Корри слышала их шепот, но смысла слов не различала. Мисс Гилхолей говорила:
– Надо как-нибудь привести ее в чувство. Нельзя ее так оставлять, а то она, чего доброго, тронется умом.
– Не тронется. У нее просто сильный шок. Это ведь ее первый ребенок. И потом, она еще совсем девочка.
– Не такая уж девочка, раз родила, а? Послушай, объясни мне, ради чего я тащилась в такую даль? Я ей не нужна, ей вообще никто не нужен. А если так, то я не понимаю, что мне здесь делать. Я могла бы в это время еще спать сладким сном в своей тепленькой постельке. Кстати, что ты собираешься делать с ребенком? Отвезешь в Доусон?
– Не знаю еще. Надо поговорить с ее мужем.
– Если хочешь знать, мое мнение, я бы закопала это страшилище где-нибудь здесь в лесу и забыла бы о его существовании. Знаешь, меня чуть не стошнило, когда я увидела этого уродца. Неудивительно, что она так кричит. Я бы на ее месте тоже кричала.
– Послушайте, мисс Гилхолей, может, вы вернетесь домой, а?
– Нет, как вам это нравится! Меня среди ночи вытаскивают из постели, тащат в такую даль. И зачем? Чтобы выслушивать дерзости от какого-то сопляка, который только-только перестал носить короткие штанишки! Тебе в пору на горшок ходить, а не золото искать!
– Убирайтесь отсюда!
– Хорошо, хорошо. Ухожу. И нечего так орать.
Время шло. В комнате царило безмолвие. Потом Кори услышала голос Эвери:
– Мэйсон. Послушай, Мэйсон… как же это страшно!
– Не вижу ничего страшного!
Голос Мэйсона был холодным и злым.
– Корри родила ребенка, он умер. Она в шоке, ей необходимо твое присутствие рядом.
– Но я не могу… меня тошнит от этого.
Он икнул громко и отчетливо.
– Ради Бога, Эвери, уйди отсюда, раз тебя тошнит.
– Да, я уйду. Мне давно следовало это сделать. А все она и ее запросы. Почему нельзя было подождать? Пока я не вернусь, не женюсь на ней как положено, не куплю дом?
– Что ты делаешь? Куда ты собираешься?
– Я ухожу, Мэйсон. Я не могу здесь оставаться. В этой земле похоронен… Каждый раз, когда я буду проходить мимо, я буду вспоминать о мерзком уродце.
– Этот уродец, как ты его называешь, твой сын.
– Никакой это не сын! Это отвратительный бесформенный кусок мяса! Боже мой! Стоило зачинать ребенка, чтобы на свет появилось такое чудовище!
– Эвери! Ты не можешь сбежать и оставить ее одну в таком состоянии!
– Да, я понимаю. Бог свидетель, я понимаю, что совершаю подлость. Но ничего не могу с собой поделать. Каждый раз, когда я буду прикасаться к ней, это страшилище будет вставать между нами. Мне нужно время, чтобы пережить это. С Корри все будет в порядке. Я оставлю ей немного золотого песка.
Голоса звенели в ушах Корри, как неотвязный комариный писк. Потом стало тихо, и она поняла, что все ушли, оставили ее, кроме Мэйсона. Он был рядом, бесшумно передвигался по комнате, подбрасывал дрова в печку, готовил еду, кипятил воду, зажигал свечи.
– Корри…
Голос Мэйсона вызвал ее из небытия.
– Корри, возьми себя в руки. Вот уже пять дней, как ты не встаешь. Я похоронил твоего ребенка. Вчера приходил священник и отпевал его.

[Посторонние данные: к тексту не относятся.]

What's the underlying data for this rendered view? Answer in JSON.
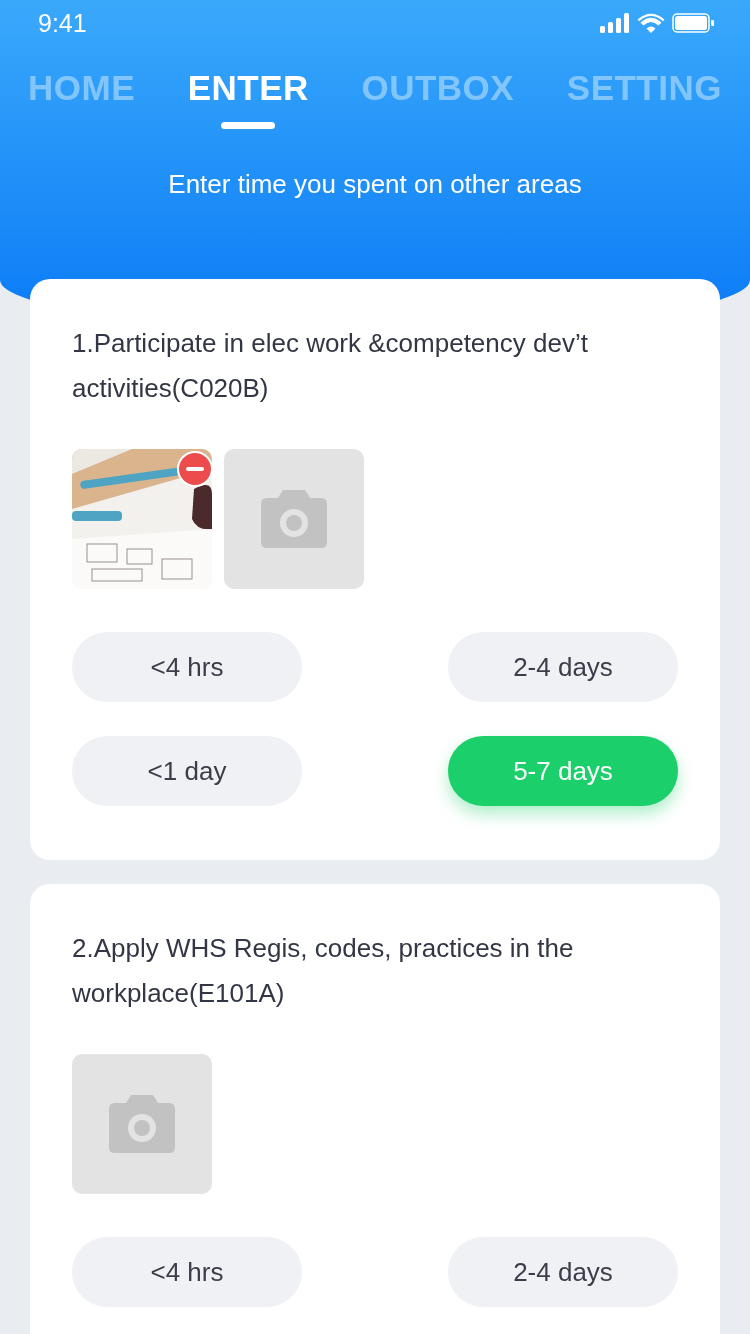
{
  "status_bar": {
    "time": "9:41"
  },
  "tabs": [
    {
      "label": "HOME",
      "selected": false
    },
    {
      "label": "ENTER",
      "selected": true
    },
    {
      "label": "OUTBOX",
      "selected": false
    },
    {
      "label": "SETTING",
      "selected": false
    }
  ],
  "subtitle": "Enter time you spent on other areas",
  "tasks": [
    {
      "title": "1.Participate in elec work &competency dev’t activities(C020B)",
      "attachments": [
        {
          "kind": "picture",
          "removable": true
        },
        {
          "kind": "add-photo"
        }
      ],
      "options": [
        {
          "label": "<4 hrs",
          "selected": false
        },
        {
          "label": "2-4 days",
          "selected": false
        },
        {
          "label": "<1 day",
          "selected": false
        },
        {
          "label": "5-7 days",
          "selected": true
        }
      ]
    },
    {
      "title": "2.Apply WHS Regis, codes, practices in the workplace(E101A)",
      "attachments": [
        {
          "kind": "add-photo"
        }
      ],
      "options": [
        {
          "label": "<4 hrs",
          "selected": false
        },
        {
          "label": "2-4 days",
          "selected": false
        }
      ]
    }
  ]
}
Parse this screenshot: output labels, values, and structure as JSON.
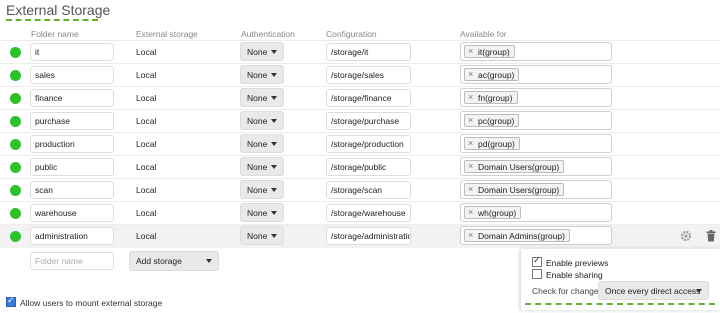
{
  "page": {
    "title": "External Storage"
  },
  "columns": {
    "folder_name": "Folder name",
    "external_storage": "External storage",
    "authentication": "Authentication",
    "configuration": "Configuration",
    "available_for": "Available for"
  },
  "mounts": [
    {
      "folder": "it",
      "storage": "Local",
      "auth": "None",
      "config": "/storage/it",
      "available": "it(group)"
    },
    {
      "folder": "sales",
      "storage": "Local",
      "auth": "None",
      "config": "/storage/sales",
      "available": "ac(group)"
    },
    {
      "folder": "finance",
      "storage": "Local",
      "auth": "None",
      "config": "/storage/finance",
      "available": "fn(group)"
    },
    {
      "folder": "purchase",
      "storage": "Local",
      "auth": "None",
      "config": "/storage/purchase",
      "available": "pc(group)"
    },
    {
      "folder": "production",
      "storage": "Local",
      "auth": "None",
      "config": "/storage/production",
      "available": "pd(group)"
    },
    {
      "folder": "public",
      "storage": "Local",
      "auth": "None",
      "config": "/storage/public",
      "available": "Domain Users(group)"
    },
    {
      "folder": "scan",
      "storage": "Local",
      "auth": "None",
      "config": "/storage/scan",
      "available": "Domain Users(group)"
    },
    {
      "folder": "warehouse",
      "storage": "Local",
      "auth": "None",
      "config": "/storage/warehouse",
      "available": "wh(group)"
    },
    {
      "folder": "administration",
      "storage": "Local",
      "auth": "None",
      "config": "/storage/administratio",
      "available": "Domain Admins(group)"
    }
  ],
  "new_row": {
    "folder_placeholder": "Folder name",
    "add_storage": "Add storage"
  },
  "options_popup": {
    "enable_previews": "Enable previews",
    "enable_sharing": "Enable sharing",
    "check_for_changes_label": "Check for changes",
    "check_for_changes_value": "Once every direct access"
  },
  "footer": {
    "allow_users_mount": "Allow users to mount external storage"
  },
  "colors": {
    "status_ok": "#2dc12d",
    "accent_dash": "#64b034",
    "checkbox_blue": "#3d7ad6"
  },
  "icons": {
    "row_status": "status-dot-icon",
    "chip_remove": "close-icon",
    "settings": "gear-icon",
    "delete": "trash-icon",
    "dropdown": "caret-down-icon"
  }
}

Я запеленал твоего сына в белое кружевное покрывало…
Тишина. Долгая, глубокая тишина. Свет и тень сменяют друг друга. Она засыпает и просыпается и снова засыпает…
– Корри, проснись! Тебе снится какой-то кошмар! Ты кричишь что-то об огне и о какой-то броши. И зовешь какого-то Куайда. Ты все время повторяешь его имя.
Мэйсон тряс ее за плечи до тех пор, пока она не очнулась и, скрипя зубами, не оттолкнула его от себя, чтобы вернуться в спасительное беспамятство.
– Корри, очнись! Зачем ты губишь себя? Я понимаю, тебе тяжело. Ты родила неполноценного ребенка, он сразу же умер. Его смерть – настоящая трагедия для тебя. Но на этом не кончается твоя жизнь. Она продолжается. Даже я это понимаю. Ты должна жить, Корри. Жить, ты слышишь меня?